Friday, November 22, 2013

Thirty Days of CCS #22: Chuck Forsman

I covered a couple of his minis earlier in this month's worth of features, but the arrival of Forsman's second Fantagraphics book, Celebrated Summer, certainly is worthy of another article on him. Interestingly, he had completed this book prior to starting The End of the Fucking World and Oily Comics in general. TEOTFW was in some ways a reaction to the kind of storytelling he was doing in Celebrated Summer, a book that in turn sprang from a minicomic about the lead character, Wolf.  One can see the differences between the two, as Celebrated Summer is denser in terms of the art and far more internalized in terms of its emotions. The story follows Wolf and his friend Mike as they drop acid and go on a road trip after high school ends. Unlike TEOTFW, which is all about dramatic decisions, heightened experiences and young people who go to extreme measures in an effort to escape their lives, Celebrated Summer instead focuses on quiet desperation and confusion.
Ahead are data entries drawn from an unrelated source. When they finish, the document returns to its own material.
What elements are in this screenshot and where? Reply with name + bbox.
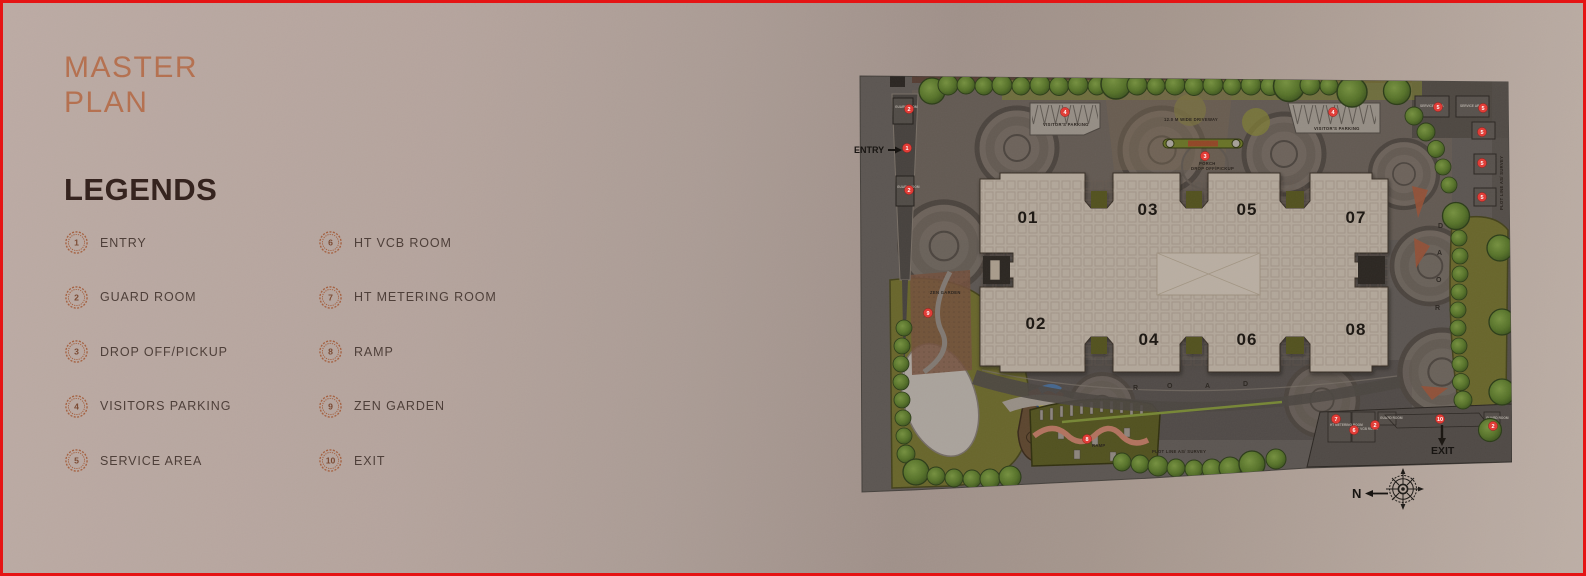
legend-label: HT VCB ROOM: [354, 236, 452, 250]
legend-label: DROP OFF/PICKUP: [100, 345, 228, 359]
legend-label: RAMP: [354, 345, 394, 359]
legend-badge-icon: 1: [64, 230, 89, 255]
svg-text:2: 2: [1491, 424, 1494, 430]
legend-column-2: 6 HT VCB ROOM 7 HT METERING ROOM 8 RAMP …: [318, 230, 568, 503]
legend-label: EXIT: [354, 454, 385, 468]
legend-item-guard-room: 2 GUARD ROOM: [64, 285, 314, 310]
page-title: MASTER PLAN: [64, 50, 198, 120]
legend-label: HT METERING ROOM: [354, 290, 497, 304]
svg-text:2: 2: [1373, 423, 1376, 429]
svg-text:ENTRY: ENTRY: [854, 145, 884, 155]
master-plan-page: { "page": { "title_line1": "MASTER", "ti…: [0, 0, 1586, 576]
legend-item-drop-off: 3 DROP OFF/PICKUP: [64, 339, 314, 364]
legend-label: ENTRY: [100, 236, 147, 250]
page-title-line2: PLAN: [64, 85, 198, 120]
legend-item-ht-vcb: 6 HT VCB ROOM: [318, 230, 568, 255]
svg-text:9: 9: [926, 311, 929, 317]
svg-text:9: 9: [328, 401, 333, 411]
svg-text:2: 2: [907, 188, 910, 194]
legend-badge-icon: 3: [64, 339, 89, 364]
legend-label: SERVICE AREA: [100, 454, 202, 468]
svg-text:10: 10: [326, 456, 336, 466]
legend-badge-icon: 10: [318, 448, 343, 473]
svg-text:3: 3: [74, 347, 79, 357]
legend-badge-icon: 6: [318, 230, 343, 255]
legend-item-exit: 10 EXIT: [318, 448, 568, 473]
svg-text:8: 8: [1085, 437, 1088, 443]
legend-item-ht-metering: 7 HT METERING ROOM: [318, 285, 568, 310]
svg-text:7: 7: [328, 292, 333, 302]
svg-text:1: 1: [74, 238, 79, 248]
svg-text:3: 3: [1203, 154, 1206, 160]
legend-item-ramp: 8 RAMP: [318, 339, 568, 364]
legend-item-zen-garden: 9 ZEN GARDEN: [318, 394, 568, 419]
svg-text:2: 2: [907, 107, 910, 113]
svg-text:5: 5: [74, 456, 79, 466]
svg-text:5: 5: [1480, 195, 1483, 201]
legends-heading: LEGENDS: [64, 172, 217, 208]
legend-item-entry: 1 ENTRY: [64, 230, 314, 255]
svg-text:4: 4: [74, 401, 79, 411]
svg-text:6: 6: [328, 238, 333, 248]
legend-label: ZEN GARDEN: [354, 399, 445, 413]
legend-badge-icon: 7: [318, 285, 343, 310]
svg-text:5: 5: [1436, 105, 1439, 111]
compass-icon: N: [1352, 468, 1424, 510]
legend-badge-icon: 9: [318, 394, 343, 419]
svg-text:2: 2: [74, 292, 79, 302]
page-title-line1: MASTER: [64, 50, 198, 85]
svg-text:5: 5: [1481, 106, 1484, 112]
svg-text:8: 8: [328, 347, 333, 357]
legend-badge-icon: 2: [64, 285, 89, 310]
svg-text:5: 5: [1480, 130, 1483, 136]
master-plan-image: ZEN GARDEN RAMP R O: [852, 70, 1512, 510]
svg-text:7: 7: [1334, 417, 1337, 423]
legend-item-service-area: 5 SERVICE AREA: [64, 448, 314, 473]
svg-text:5: 5: [1480, 161, 1483, 167]
svg-text:6: 6: [1352, 428, 1355, 434]
legend-label: VISITORS PARKING: [100, 399, 231, 413]
svg-text:1: 1: [905, 146, 908, 152]
legend-badge-icon: 5: [64, 448, 89, 473]
legend-column-1: 1 ENTRY 2 GUARD ROOM 3 DROP OFF/PICKUP 4…: [64, 230, 314, 503]
north-label: N: [1352, 486, 1361, 501]
legend-label: GUARD ROOM: [100, 290, 197, 304]
exit-label: EXIT: [1431, 445, 1455, 457]
legend-badge-icon: 4: [64, 394, 89, 419]
svg-text:10: 10: [1437, 417, 1443, 423]
legend-item-visitors-parking: 4 VISITORS PARKING: [64, 394, 314, 419]
legend-badge-icon: 8: [318, 339, 343, 364]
It's clear that the acid trip and the road trip are a means to try to escape, to experience thrills and to take a shortcut to the kind of adventures experienced by the kind of people who inhabited the world of TEOTFW. Of course, Mike and Wolf soon realize that LSD is not a drug that lets its users run away from their fears and tensions--it only heightens them. Forsman has total control over his line and his visual vocabulary in this story, propelling the duo (drawn in that Charles Schulz/Dik Browne mode) into a psychedelic state that is as accurately drawn as anything I've read about this drug experience. It's not just warped visual perception but rather the removal of sensory filters that allow us to go about our day. That results in Mike getting lost in rapt fascination looking at a bush or Wolf staring into a mirror, following along with the visual distortions and hallucinations that occur.  When a cityscape starts to warp, Wolf wisely and fearfully advises, "Just keep driving".
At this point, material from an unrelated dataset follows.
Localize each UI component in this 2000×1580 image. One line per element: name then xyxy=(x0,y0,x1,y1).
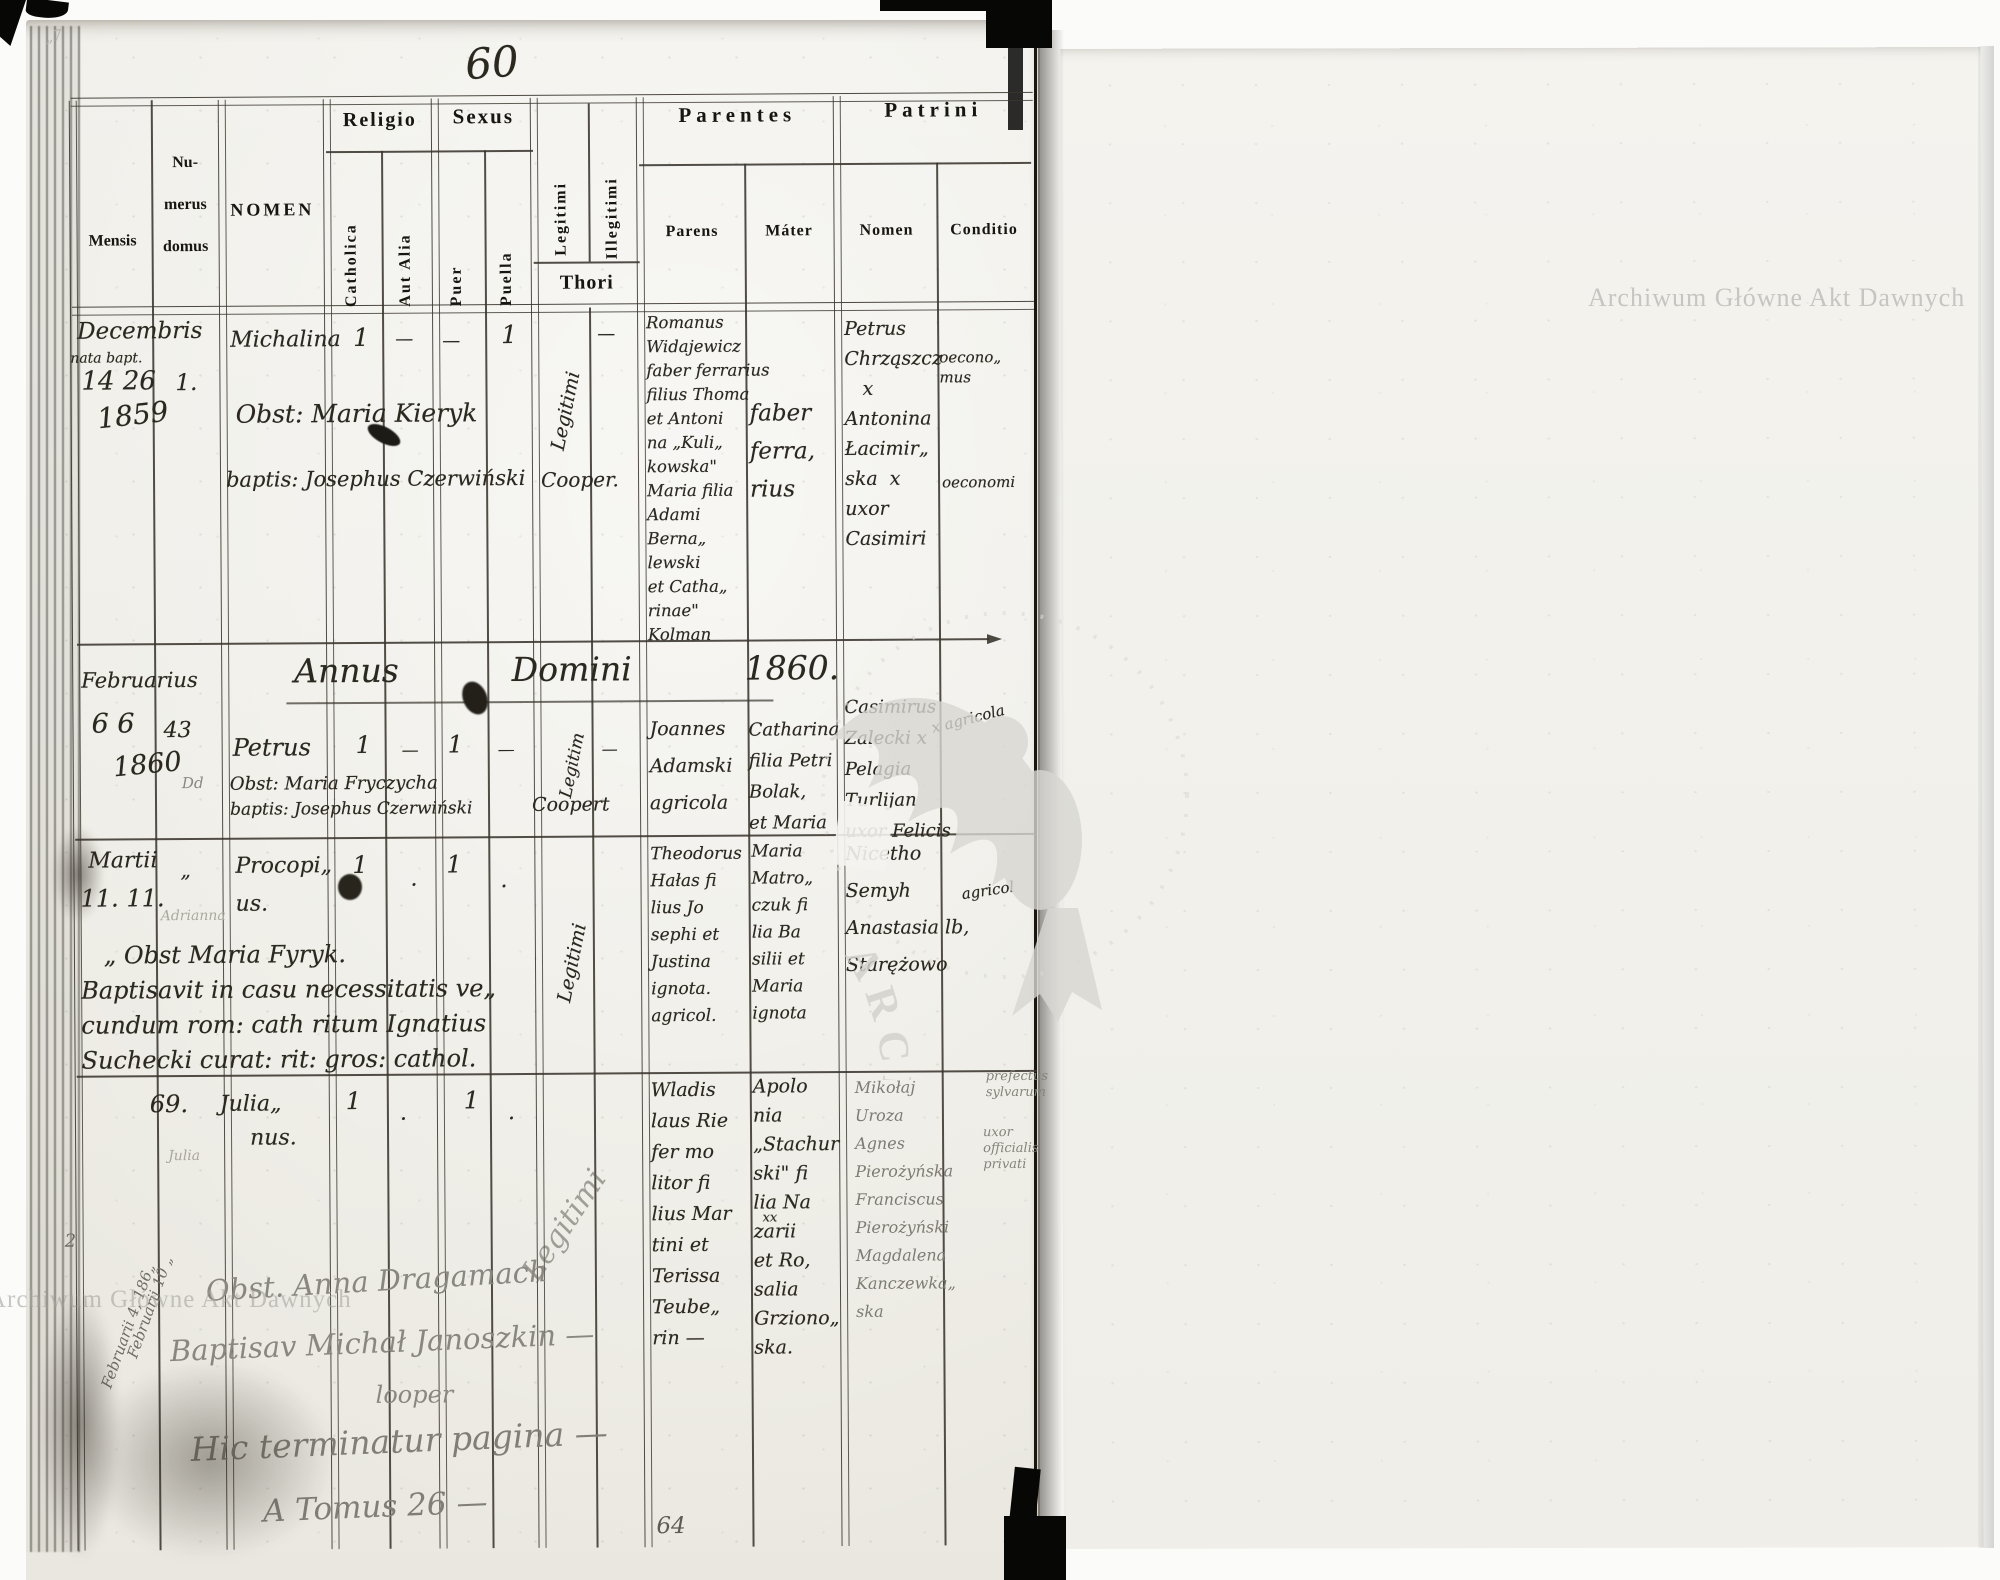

Of course, the drug trip, realistically as it is portrayed, is just a backdrop for talking about the relationship between Mike and Wolf and their own frequently unstated insecurities. Wolf is a big kid taught to restrain himself, and that he is being raised soley by his grandmother undoubtedly has everything to do with his difficulty connecting to others. He alludes to when "his mother started pulling away" while giving no other details, but that quick marker tells us everything we need to know about his anxieties. Mike talks loud but has many insecurities of his own, especially regarding women and intimacy. It's not entirely clear why they're even friends, as Wolf frequently resents Mike's aggression. Dropping acid has the potential to be a powerful bonding experience, because as Forsman demonstrates your acid buddy is going through the same kind of experience and looking at the world with the same set of perceptual filters being thrown out the window. However, Forsman shows that it's also an isolating experience, as communication becomes even more difficult.

The central metaphor of the book is the circle. Wolf sees images turn into circle, inverting black and white. He talks about his thoughts running in circles. The entire experience feels self-referential, as he constantly thinks about his childhood fears looping into his adult fears. Later, he loops back to the acid experience itself, regretting the loss of time, the lack of living in the moment.  It's a plea for wanting to be able to isolate moments instead of the inevitable sense of living in a headlong, rushing stream of experience. If anything, the acid trip explodes their sense of alienation: from society in general, from each other and from their own selves.